Verstärkt bittet die Polizei um Hilfe, wenn es darum geht, Todesnachrichten an Angehörige zu überbringen oder Zeugen zu betreuen, die Todesfälle miterlebt haben. Das kann zu Hause oder am Unfallort sein. Plötzlicher Kindstod – deshalb ausrücken zu müssen, sei für sie, auch nach all den Jahren, immer besonders schlimm gewesen. Als heftigsten Einsatz ist bei ihr immer noch das Unglück im Mühlauhafen 2012 sehr präsent, als ein 14-jähriger Ruderer unter ein Schubschiff geriet und starb. „Ein unermessliches Ausmaß an Leid“ sei das gewesen, für die Familien, aber auch für die Einsatzkräfte ganz schwer zu ertragen.
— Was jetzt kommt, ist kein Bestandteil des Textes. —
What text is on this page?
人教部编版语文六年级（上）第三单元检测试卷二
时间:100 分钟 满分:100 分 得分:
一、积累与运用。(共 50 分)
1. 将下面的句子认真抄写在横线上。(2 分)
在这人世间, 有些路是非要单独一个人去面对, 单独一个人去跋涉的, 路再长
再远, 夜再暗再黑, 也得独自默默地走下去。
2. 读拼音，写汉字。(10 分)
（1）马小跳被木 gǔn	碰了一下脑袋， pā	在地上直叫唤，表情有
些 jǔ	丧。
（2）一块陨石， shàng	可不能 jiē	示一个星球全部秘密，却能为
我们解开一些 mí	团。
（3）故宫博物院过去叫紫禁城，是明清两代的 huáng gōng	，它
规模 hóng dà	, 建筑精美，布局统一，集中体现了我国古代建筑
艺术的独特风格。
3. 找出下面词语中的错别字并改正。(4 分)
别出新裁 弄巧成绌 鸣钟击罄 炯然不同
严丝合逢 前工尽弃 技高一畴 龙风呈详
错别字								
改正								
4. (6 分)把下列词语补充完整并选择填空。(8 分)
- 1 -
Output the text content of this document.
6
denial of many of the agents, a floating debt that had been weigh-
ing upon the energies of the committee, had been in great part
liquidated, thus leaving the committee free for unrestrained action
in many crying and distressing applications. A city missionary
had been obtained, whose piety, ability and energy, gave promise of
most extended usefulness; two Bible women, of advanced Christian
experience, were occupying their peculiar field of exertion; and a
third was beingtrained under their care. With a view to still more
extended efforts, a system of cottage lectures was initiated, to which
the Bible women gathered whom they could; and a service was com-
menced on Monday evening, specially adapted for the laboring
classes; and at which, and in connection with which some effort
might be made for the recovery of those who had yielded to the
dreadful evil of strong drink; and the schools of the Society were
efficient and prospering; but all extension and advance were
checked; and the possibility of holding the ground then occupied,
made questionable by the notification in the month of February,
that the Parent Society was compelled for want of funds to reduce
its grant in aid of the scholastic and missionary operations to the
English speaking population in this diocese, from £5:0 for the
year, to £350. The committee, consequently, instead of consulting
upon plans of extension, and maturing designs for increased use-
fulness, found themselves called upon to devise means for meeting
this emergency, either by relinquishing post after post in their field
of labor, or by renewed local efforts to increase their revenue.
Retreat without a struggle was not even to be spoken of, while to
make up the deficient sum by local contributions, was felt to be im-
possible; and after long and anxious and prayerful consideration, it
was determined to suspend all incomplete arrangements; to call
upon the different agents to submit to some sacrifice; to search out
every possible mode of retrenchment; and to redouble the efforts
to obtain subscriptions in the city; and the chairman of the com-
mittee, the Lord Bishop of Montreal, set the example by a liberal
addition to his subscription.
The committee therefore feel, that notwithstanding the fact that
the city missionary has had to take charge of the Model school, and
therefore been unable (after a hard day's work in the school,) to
Vermeidbare Corona-Todesfälle

Oft gehe es bei solchen Einsätzen einfach nur darum, dass jemand sich Zeit nimmt, sobald Rettungsdienst oder Feuerwehr abgerückt sind. „Wenn niemand da ist – wir sind da“, so Claudia Krüger. „Für die Leute bricht ja plötzlich die Welt zusammen“, hat sie oft erlebt. Manchmal müsse man reden, manchmal gemeinsam schweigen. „Es geht darum, das einfach mit auszuhalten.“ Auch wegen Corona-Todesfällen ist sie schon gerufen worden, und da ärgerte sie sich ein bisschen: „Vermeidbare Fälle, da nicht geimpft!“

Trotz der Corona-Pandemie habe die Notfallseelsorge ihren Dienst immer aufrechterhalten – was in zwei Fällen aber dazu führte, dass Seelsorger in Quarantäne mussten, da sie Kontakt mit Infizierten hatten. Corona verhindert auch den ursprünglich geplanten großen Blaulichtgottesdienst zu ihrem Abschied – es gibt nur eine kleine Andacht. Dabei hätten ihr viele Mitglieder der „Blaulichtfamilie“ gerne gedankt, dass sie immer so mit Herzblut dabei war – und sie wollte den Kollegen danken, „für enorme Zuverlässigkeit und Solidarität, denn was wir da machen, das ist kein Hobby, sondern Dienst am Menschen“, betont sie.